Sebastiano scrollò le spalle con un sorriso sfacciato sul simpatico volto.
«Suvvia, venite!» esclamò ridendo, «è una sofferenza così grande per voi da non poter passare neanche qualche ora con altri artisti?»
Michelangelo avrebbe voluto rispondere di sì, ma si trattenne.
«Chi ci sarà?» chiese abbassando di nuovo gli occhi.
«Io ci sarò» rispose Sebastiano cominciando a suonare un'allegra e scapestrata canzonetta veneziana.
«Non avevo dubbi» rispose Michelangelo con un sorriso: il suo amico pareva vivere alla corte del Papa, quando non era a casa sua si trovava a fare compagnia a Sua Santità e a tutti i cardinali con il suo liuto e con la sua voce, «Suonerete qualcosa?»
«Se me lo chiedono sì» annuì lui.
«E poi?» continuò lo scultore.
«E poi credo messer Bembo» il veneziano alzò gli occhi come per contare mentalmente, «messer Castiglione, messer Sannazaro e sicuramente Raffaello.»
«Non avevo dubbi neanche su di lui» rispose ironicamente Michelangelo, non sopportava Raffaello e meno tempo avrebbe passato con lui più sarebbe stato felice. Era tutto il contrario suo e forse questa sua antipatia era data anche da un po' di gelosia: Raffaello era bello, solare, aperto mentre lui era brutto, burbero e solitario. Raffaello era ciò che lui non riusciva ad essere.
«E quasi dimenticavo» Sebastiano pizzicò le corde più lentamente, «il Sannazaro ha insistito perché il Papa invitasse anche Vittoria Colonna e il marchese, suo marito.»
Michelangelo alzò lo sguardo, poggiò il carboncino e allontanò il foglio da sé. La marchesa di Pescara sarebbe andata al ricevimento? Non l'aveva detto a nessuno e non aveva intenzione di farlo, non aveva intenzione di ammetterlo neanche a sé stesso, ma quella donna esercitava su di lui un fascino e un'ammirazione come non gli era mai successo con nessuno. I suoi occhi erano attratti verso di lei, se ne era accorto la prima volta che l'aveva vista e gli era stato confermato il giorno dell'elezione di Papa Leone X.
«Dice di conoscerla molto bene» continuò il veneziano, mostrando di non vedere e di non accorgersi della sua improvvisa attenzione, «e l'ha lodata così tanto per le sue doti poetiche e letterarie che Sua Santità si è trovato così affascinato dalle sue parole che non ha esitato a invitarla. Ha anche aggiunto di essere ormai un vecchio conoscente del marchese d'Avalos, suo marito, e che, qualche anno fa, sono stati compagni di spedizione.»

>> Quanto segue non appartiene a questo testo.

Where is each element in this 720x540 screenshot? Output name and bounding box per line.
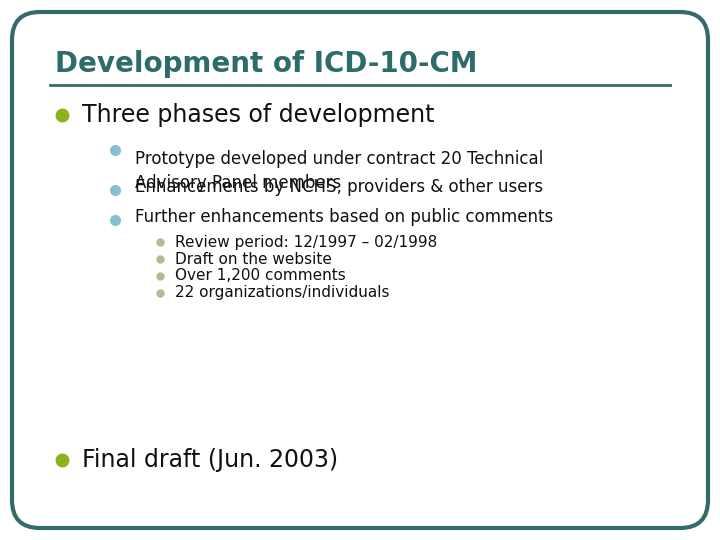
- Text: Prototype developed under contract 20 Technical
Advisory Panel members: Prototype developed under contract 20 Te…: [135, 150, 544, 192]
- Text: Three phases of development: Three phases of development: [82, 103, 434, 127]
- Text: Further enhancements based on public comments: Further enhancements based on public com…: [135, 208, 553, 226]
- Text: Over 1,200 comments: Over 1,200 comments: [175, 268, 346, 284]
- FancyBboxPatch shape: [12, 12, 708, 528]
- Text: Final draft (Jun. 2003): Final draft (Jun. 2003): [82, 448, 338, 472]
- Text: Review period: 12/1997 – 02/1998: Review period: 12/1997 – 02/1998: [175, 234, 437, 249]
- Text: Enhancements by NCHS, providers & other users: Enhancements by NCHS, providers & other …: [135, 178, 543, 196]
- Text: Draft on the website: Draft on the website: [175, 252, 332, 267]
- Text: Development of ICD-10-CM: Development of ICD-10-CM: [55, 50, 477, 78]
- Text: 22 organizations/individuals: 22 organizations/individuals: [175, 286, 390, 300]
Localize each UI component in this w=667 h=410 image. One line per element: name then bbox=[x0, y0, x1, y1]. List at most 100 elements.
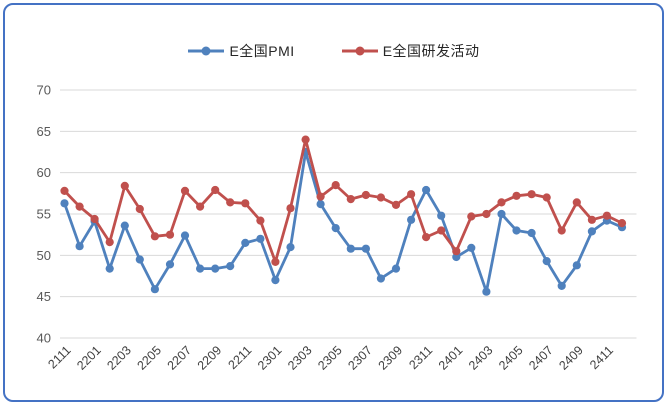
data-point-marker bbox=[467, 243, 476, 252]
data-point-marker bbox=[165, 260, 175, 269]
data-point-marker bbox=[211, 264, 220, 273]
data-point-marker bbox=[256, 216, 265, 225]
data-point-marker bbox=[271, 276, 280, 285]
data-point-marker bbox=[437, 211, 446, 220]
x-tick-label: 2409 bbox=[556, 343, 586, 373]
y-tick-label: 60 bbox=[37, 165, 51, 180]
series-rnd bbox=[60, 135, 627, 266]
data-point-marker bbox=[587, 215, 597, 224]
data-point-marker bbox=[482, 287, 491, 296]
data-point-marker bbox=[105, 238, 114, 247]
y-tick-label: 40 bbox=[37, 331, 51, 346]
data-point-marker bbox=[211, 185, 220, 195]
data-point-marker bbox=[512, 191, 521, 200]
legend-item-rnd: E全国研发活动 bbox=[341, 41, 480, 61]
x-tick-label: 2309 bbox=[376, 343, 406, 373]
data-point-marker bbox=[602, 211, 612, 220]
data-point-marker bbox=[165, 230, 175, 239]
data-point-marker bbox=[180, 186, 190, 195]
data-point-marker bbox=[135, 255, 144, 264]
data-point-marker bbox=[407, 190, 416, 199]
y-tick-label: 65 bbox=[37, 124, 51, 139]
data-point-marker bbox=[482, 209, 491, 219]
x-tick-label: 2111 bbox=[45, 343, 73, 371]
data-point-marker bbox=[527, 228, 536, 238]
data-point-marker bbox=[572, 261, 581, 270]
data-point-marker bbox=[391, 264, 401, 273]
x-axis-labels: 2111 2201 2203 2205 2207 2209 2211 2301 2303 2305… bbox=[45, 343, 616, 373]
data-point-marker bbox=[542, 257, 551, 266]
data-point-marker bbox=[150, 285, 159, 294]
data-point-marker bbox=[391, 200, 401, 209]
legend-label-pmi: E全国PMI bbox=[229, 43, 295, 59]
data-point-marker bbox=[196, 264, 205, 273]
data-point-marker bbox=[286, 243, 295, 252]
chart-legend: E全国PMI E全国研发活动 bbox=[5, 41, 662, 61]
y-tick-label: 55 bbox=[37, 207, 51, 222]
data-point-marker bbox=[527, 190, 536, 199]
x-tick-label: 2401 bbox=[436, 343, 466, 373]
data-point-marker bbox=[120, 221, 129, 230]
x-tick-label: 2205 bbox=[134, 343, 164, 373]
legend-label-rnd: E全国研发活动 bbox=[382, 43, 480, 59]
data-point-marker bbox=[90, 214, 99, 224]
data-point-marker bbox=[572, 198, 581, 207]
y-tick-label: 50 bbox=[37, 248, 51, 263]
data-point-marker bbox=[331, 181, 340, 190]
x-tick-label: 2303 bbox=[285, 343, 315, 373]
data-point-marker bbox=[301, 135, 310, 144]
data-point-marker bbox=[542, 193, 551, 202]
data-point-marker bbox=[226, 262, 235, 271]
data-point-marker bbox=[467, 212, 476, 221]
x-tick-label: 2311 bbox=[406, 343, 435, 372]
data-point-marker bbox=[316, 192, 325, 201]
data-point-marker bbox=[437, 226, 446, 235]
data-point-marker bbox=[557, 226, 566, 235]
data-point-marker bbox=[497, 209, 506, 219]
data-point-marker bbox=[512, 226, 521, 235]
x-tick-label: 2305 bbox=[315, 343, 345, 373]
data-point-marker bbox=[75, 202, 84, 211]
y-axis-labels: 40 45 50 55 60 65 70 bbox=[37, 83, 51, 346]
series-pmi bbox=[60, 147, 627, 296]
x-tick-label: 2211 bbox=[226, 343, 255, 372]
data-point-marker bbox=[60, 186, 69, 195]
data-point-marker bbox=[422, 233, 431, 242]
x-tick-label: 2209 bbox=[195, 343, 225, 373]
data-point-marker bbox=[497, 198, 506, 207]
x-tick-label: 2405 bbox=[496, 343, 526, 373]
data-point-marker bbox=[135, 204, 144, 214]
data-point-marker bbox=[617, 219, 627, 228]
data-point-marker bbox=[180, 231, 190, 240]
data-point-marker bbox=[60, 199, 69, 208]
y-tick-label: 70 bbox=[37, 83, 51, 98]
data-point-marker bbox=[331, 224, 340, 233]
x-tick-label: 2207 bbox=[165, 343, 195, 373]
data-point-marker bbox=[271, 257, 280, 266]
data-point-marker bbox=[361, 190, 370, 200]
data-point-marker bbox=[316, 200, 325, 209]
data-point-marker bbox=[376, 193, 385, 202]
legend-item-pmi: E全国PMI bbox=[187, 41, 294, 61]
data-point-marker bbox=[75, 242, 84, 251]
chart-frame: E全国PMI E全国研发活动 40 45 50 55 60 65 70 2111 2201 22… bbox=[3, 3, 664, 402]
series-lines bbox=[60, 135, 627, 296]
legend-line-marker-pmi-icon bbox=[188, 46, 225, 56]
data-point-marker bbox=[226, 198, 235, 207]
x-tick-label: 2307 bbox=[345, 343, 375, 373]
x-tick-label: 2203 bbox=[104, 343, 134, 373]
data-point-marker bbox=[452, 252, 461, 262]
data-point-marker bbox=[196, 202, 205, 211]
data-point-marker bbox=[150, 232, 159, 241]
data-point-marker bbox=[407, 215, 416, 224]
data-point-marker bbox=[241, 199, 250, 208]
y-tick-label: 45 bbox=[37, 289, 51, 304]
data-point-marker bbox=[361, 244, 370, 253]
data-point-marker bbox=[346, 195, 355, 204]
gridlines bbox=[60, 89, 637, 339]
data-point-marker bbox=[376, 274, 385, 283]
data-point-marker bbox=[256, 234, 265, 243]
data-point-marker bbox=[286, 204, 295, 213]
data-point-marker bbox=[120, 181, 129, 190]
data-point-marker bbox=[557, 281, 566, 290]
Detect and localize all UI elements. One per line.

Michelangelo era preso alla sprovvista, da una parte desiderava andare al ricevimento solamente per vederla, perché, ora che sapeva di averne la possibilità, sentiva un bisogno quasi fisico di incontrarla, ma dall'altra sapeva che lei sarebbe venuta insieme a suo marito e questo lo invitava a evitare ogni tipo di contatto con una donna sposata. Si ricordò delle parole di Sebastiano: "quello per domani non è un invito". Non aveva scelta in ogni caso.
«Allora vi ho convinto?» sorrise Sebastiano mettendo da parte il liuto.
«Lo avete detto voi» rispose Michelangelo turbato, «non ho scelta.»